Lynne Rossetto Kasper: Why do our mouths water?
Nathaniel Dominy: We produce saliva -- we produce quite a lot of it for four major reasons.
The first reason is that saliva is sticky, and this helps us eat. When we're chewing food, we're trying to reduce the food to a minimum threshold of particle size. We're trying to get the food particles down to a particular size in preparation for swallowing. What the saliva does is acts like glue -- it keeps everything combined together in what we call a bolus, a big blob if you will. That bolus is what your mouth is preparing for initially swallowing. If the bolus is too large or if it's too diffuse, then you can't swallow very efficiently. Primarily the saliva acts like a glue.
It's also protective because it neutralizes very acidic foods. Acid has the effect of etching away your teeth. Saliva reduces the acidity of very acidic things like fruit. For example, lemon has a pH of about 2, so it's very acidic.
Saliva also can act like an early alarm system. Your saliva is full of these proline-rich proteins, which appear to have no function other than to bind to tannins. Tannins give us that sense of astringency. If you've ever eaten an unripe banana for example, you feel that gritty sensation on your teeth, your teeth feel a little bit roughened. That's because all those tannins are binding to the proteins. You’re sacrificing all these proteins in your saliva to give you that roughened feeling in your mouth. This is thought to be an alarm system to let you know that what you’re eating isn't exactly the most nutritious thing because those tannins are something you generally want to avoid.
The fourth thing the saliva does is it actually allows you to digest foods initially in the mouth. You tend to think of your stomach and your small intestine as being the digestive powerhouses of the body. But actually you do a significant amount of digestion in the mouth before food ever reaches your stomach.
The major digestive enzyme in saliva is called amylase. Amylase is special because it hydrolyzes -- it dissolves starch grains in your foods. Most of the food that we eat is really starchy: potatoes, rice, bread, etc. Starch has become a central aspect of all modern human diets today, and we really depend on our saliva to help initiate digestion in the mouth and also give us a sense of sweetness. The reason why these things actually taste somewhat good is because in the mouth, the saliva is converting the starch grains directly into glucose, which is something that we perceive as relatively sweet.

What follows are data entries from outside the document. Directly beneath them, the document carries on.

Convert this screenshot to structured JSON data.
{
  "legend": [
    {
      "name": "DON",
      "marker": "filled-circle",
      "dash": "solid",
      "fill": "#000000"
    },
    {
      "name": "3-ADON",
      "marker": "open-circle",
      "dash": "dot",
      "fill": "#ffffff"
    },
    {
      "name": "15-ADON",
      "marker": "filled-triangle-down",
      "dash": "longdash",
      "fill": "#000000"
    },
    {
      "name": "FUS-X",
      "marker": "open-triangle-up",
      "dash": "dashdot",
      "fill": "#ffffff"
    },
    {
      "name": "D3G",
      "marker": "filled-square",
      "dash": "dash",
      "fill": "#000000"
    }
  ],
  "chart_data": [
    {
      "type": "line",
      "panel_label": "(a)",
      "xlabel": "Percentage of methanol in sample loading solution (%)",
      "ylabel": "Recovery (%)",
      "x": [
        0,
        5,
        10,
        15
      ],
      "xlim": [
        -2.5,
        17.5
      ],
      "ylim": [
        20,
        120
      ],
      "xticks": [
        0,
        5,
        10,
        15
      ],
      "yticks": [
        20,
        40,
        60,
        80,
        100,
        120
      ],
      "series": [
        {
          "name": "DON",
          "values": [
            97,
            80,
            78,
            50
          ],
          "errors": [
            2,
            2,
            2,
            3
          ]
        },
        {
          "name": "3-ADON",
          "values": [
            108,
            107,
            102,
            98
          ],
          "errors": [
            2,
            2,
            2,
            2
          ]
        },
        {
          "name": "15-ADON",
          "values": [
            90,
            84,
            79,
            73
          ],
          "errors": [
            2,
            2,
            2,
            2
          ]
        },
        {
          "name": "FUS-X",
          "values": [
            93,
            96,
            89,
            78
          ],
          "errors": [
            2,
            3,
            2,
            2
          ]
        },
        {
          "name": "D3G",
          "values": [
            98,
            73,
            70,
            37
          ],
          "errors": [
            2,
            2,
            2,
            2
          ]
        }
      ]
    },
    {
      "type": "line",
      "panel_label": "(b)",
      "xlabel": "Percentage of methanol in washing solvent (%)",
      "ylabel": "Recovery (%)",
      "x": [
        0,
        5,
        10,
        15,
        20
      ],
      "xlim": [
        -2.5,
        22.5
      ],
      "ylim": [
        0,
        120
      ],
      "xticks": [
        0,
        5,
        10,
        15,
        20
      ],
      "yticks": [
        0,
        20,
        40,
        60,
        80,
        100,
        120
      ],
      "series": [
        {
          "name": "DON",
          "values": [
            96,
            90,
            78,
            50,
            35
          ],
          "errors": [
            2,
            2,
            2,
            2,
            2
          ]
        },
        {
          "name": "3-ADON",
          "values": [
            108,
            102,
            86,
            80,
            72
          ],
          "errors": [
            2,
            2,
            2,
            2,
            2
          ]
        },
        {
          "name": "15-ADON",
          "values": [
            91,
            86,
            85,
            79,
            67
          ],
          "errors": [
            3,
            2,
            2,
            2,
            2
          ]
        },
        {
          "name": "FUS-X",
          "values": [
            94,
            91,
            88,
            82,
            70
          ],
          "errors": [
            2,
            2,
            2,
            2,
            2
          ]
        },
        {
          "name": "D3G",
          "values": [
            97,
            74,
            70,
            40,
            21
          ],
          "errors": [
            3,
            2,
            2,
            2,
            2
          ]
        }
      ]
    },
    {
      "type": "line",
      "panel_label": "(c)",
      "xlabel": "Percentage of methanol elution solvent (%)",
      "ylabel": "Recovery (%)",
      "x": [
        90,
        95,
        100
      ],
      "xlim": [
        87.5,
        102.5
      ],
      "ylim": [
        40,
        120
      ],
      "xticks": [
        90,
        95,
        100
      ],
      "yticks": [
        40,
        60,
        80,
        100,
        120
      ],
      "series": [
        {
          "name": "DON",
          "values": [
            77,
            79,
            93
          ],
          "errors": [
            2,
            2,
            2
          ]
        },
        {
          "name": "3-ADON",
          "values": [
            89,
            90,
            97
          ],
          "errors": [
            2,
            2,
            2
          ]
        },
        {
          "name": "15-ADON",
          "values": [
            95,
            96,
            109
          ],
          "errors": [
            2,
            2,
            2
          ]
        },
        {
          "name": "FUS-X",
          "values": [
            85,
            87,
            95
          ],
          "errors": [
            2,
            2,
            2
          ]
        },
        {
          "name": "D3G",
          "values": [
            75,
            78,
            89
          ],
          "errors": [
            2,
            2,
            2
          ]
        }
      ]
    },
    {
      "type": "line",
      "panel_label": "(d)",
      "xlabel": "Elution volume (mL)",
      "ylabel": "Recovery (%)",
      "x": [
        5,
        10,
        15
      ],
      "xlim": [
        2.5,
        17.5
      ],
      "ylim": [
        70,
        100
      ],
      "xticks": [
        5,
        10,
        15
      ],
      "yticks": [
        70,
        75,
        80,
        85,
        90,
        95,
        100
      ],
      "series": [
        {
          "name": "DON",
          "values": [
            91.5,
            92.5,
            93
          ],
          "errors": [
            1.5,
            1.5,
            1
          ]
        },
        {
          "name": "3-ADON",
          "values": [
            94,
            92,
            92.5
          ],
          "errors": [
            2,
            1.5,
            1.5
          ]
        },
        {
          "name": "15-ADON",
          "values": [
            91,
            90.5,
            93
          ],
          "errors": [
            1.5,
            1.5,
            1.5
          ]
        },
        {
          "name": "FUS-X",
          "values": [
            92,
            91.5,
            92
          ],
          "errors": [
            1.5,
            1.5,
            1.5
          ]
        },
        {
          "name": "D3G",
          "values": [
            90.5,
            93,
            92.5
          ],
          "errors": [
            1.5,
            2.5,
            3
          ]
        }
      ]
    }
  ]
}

LRK: The human brain needs a very large amount of glucose.
ND: Our brain is very costly to maintain, energetically. We spend about 20-25 percent of our energy feeding our brain. Our brain demands more energy than almost any other tissue in the body. We need sugary foods to feed the brain. But of course today we probably indulge too much.
LRK: Different peoples across the planet eat different diets. Does their saliva test differently?
ND: In fact, yes. We've done research looking at populations around the planet that have different traditional levels of starch intake. Americans and other North Americans tend to eat a lot of starch, so our diet is relatively starch-rich because of all the agricultural products that we eat. There are other populations around the planet, for example, certain Arctic populations that are living closer to the North Pole, who tend to have very little starch in their diet. There are hunter-gatherers who live in tropical Africa -- they tend to have very little starch in their diet as well.
What we've shown is that the number of genes that allow you to produce this amylase enzyme in the saliva, they tend to vary globally and they vary as a function of the amount of starch in the diet. For example, people in North America tend to have a lot of copies of this particular gene. They produce a lot more amylase in saliva than populations that don't really need copies because they're eating much less starch.